Effect of Diffusion and Sorption on the Kinetics of Biodegradation: Theoretical Considerations

  1. Kate M. Scow * and
  2. John Hutson
  1. Dep. of Land, Air, and Water Resources, Univ. of California, Davis, CA 95616
    Dep. of Soil, Crop, and Atmospheric Sciences, Cornell Univ., Ithaca, NY 14853. Contribution of the Dep. of Soil, Crop, and Atmospheric Sciences, Cornell Univ.

Abstract

Abstract

Organic chemicals subject to biodegradation by microorganisms in soil are often limited in their availability by sorption and diffusion to unavailable sites. To quantitatively describe biodegradation under conditions of substrate limitation, a process-based deterministic model called the diffusion-sorption-biodegradation (DSB) model was developed to describe the biodegradation of an organic chemical in the presence of spherical aggregates. Diffusion is described by Fick's second law, sorption by a linear isotherm, and biodegradation by one of various rate equations including first-order kinetics. Sensitivity analyses were performed to determine the dependence of a chemical's half-life on soil physical and chemical properties. Half-lives in the presence of aggregates were substantially greater than equivalent half-lives in the absence of aggregates when the sorption partition coefficient was ≥3.2 dm3kg-1 and the aggregate radius was ≥0.32 cm.

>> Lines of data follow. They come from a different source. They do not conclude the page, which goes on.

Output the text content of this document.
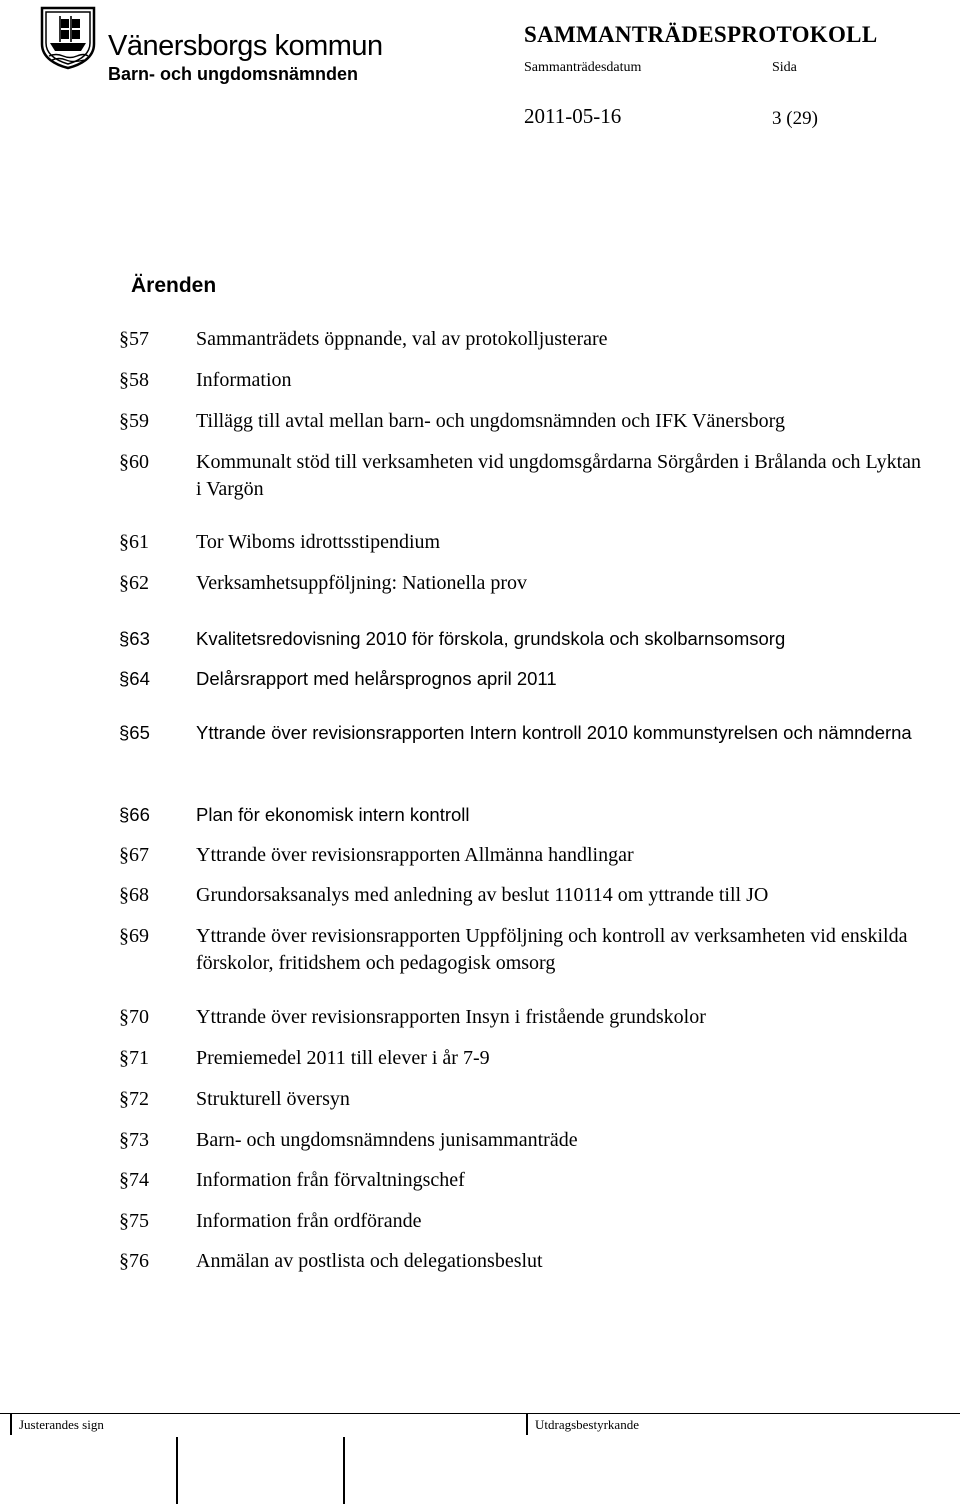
Vänersborgs kommun
Barn- och ungdomsnämnden
SAMMANTRÄDESPROTOKOLL
Sammanträdesdatum	Sida
2011-05-16	3 (29)
Ärenden
§57 Sammanträdets öppnande, val av protokolljusterare
§58 Information
§59 Tillägg till avtal mellan barn- och ungdomsnämnden och IFK Vänersborg
§60 Kommunalt stöd till verksamheten vid ungdomsgårdarna Sörgården i Brålanda och Lyktan i Vargön
§61 Tor Wiboms idrottsstipendium
§62 Verksamhetsuppföljning: Nationella prov
§63 Kvalitetsredovisning 2010 för förskola, grundskola och skolbarnsomsorg
§64 Delårsrapport med helårsprognos april 2011
§65 Yttrande över revisionsrapporten Intern kontroll 2010 kommunstyrelsen och nämnderna
§66 Plan för ekonomisk intern kontroll
§67 Yttrande över revisionsrapporten Allmänna handlingar
§68 Grundorsaksanalys med anledning av beslut 110114 om yttrande till JO
§69 Yttrande över revisionsrapporten Uppföljning och kontroll av verksamheten vid enskilda förskolor, fritidshem och pedagogisk omsorg
§70 Yttrande över revisionsrapporten Insyn i fristående grundskolor
§71 Premiemedel 2011 till elever i år 7-9
§72 Strukturell översyn
§73 Barn- och ungdomsnämndens junisammanträde
§74 Information från förvaltningschef
§75 Information från ordförande
§76 Anmälan av postlista och delegationsbeslut
Justerandes sign	Utdragsbestyrkande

The two-compartment model provided a better fit than did a simple first-order model to simulations of the biodegradation of a sorbing chemical in the presence of large (0.25-cm radii) aggregates, whereas there was no difference between the two models for aggregates of much smaller radii. When simple first-order kinetics was assumed without accounting for diffusion and sorption, long-term extrapolation of chemical persistence in the presence of aggregates overestimated the degradation of a chemical with a sorption partition coefficient of 10 dm3kg-1. Considering that many organic pollutants sorb strongly and numerous soils have some degree of aggregate structure and organic matter, taking into account the physical and chemical processes affecting a chemical's concentration may greatly improve kinetics models of biodegradation in soil.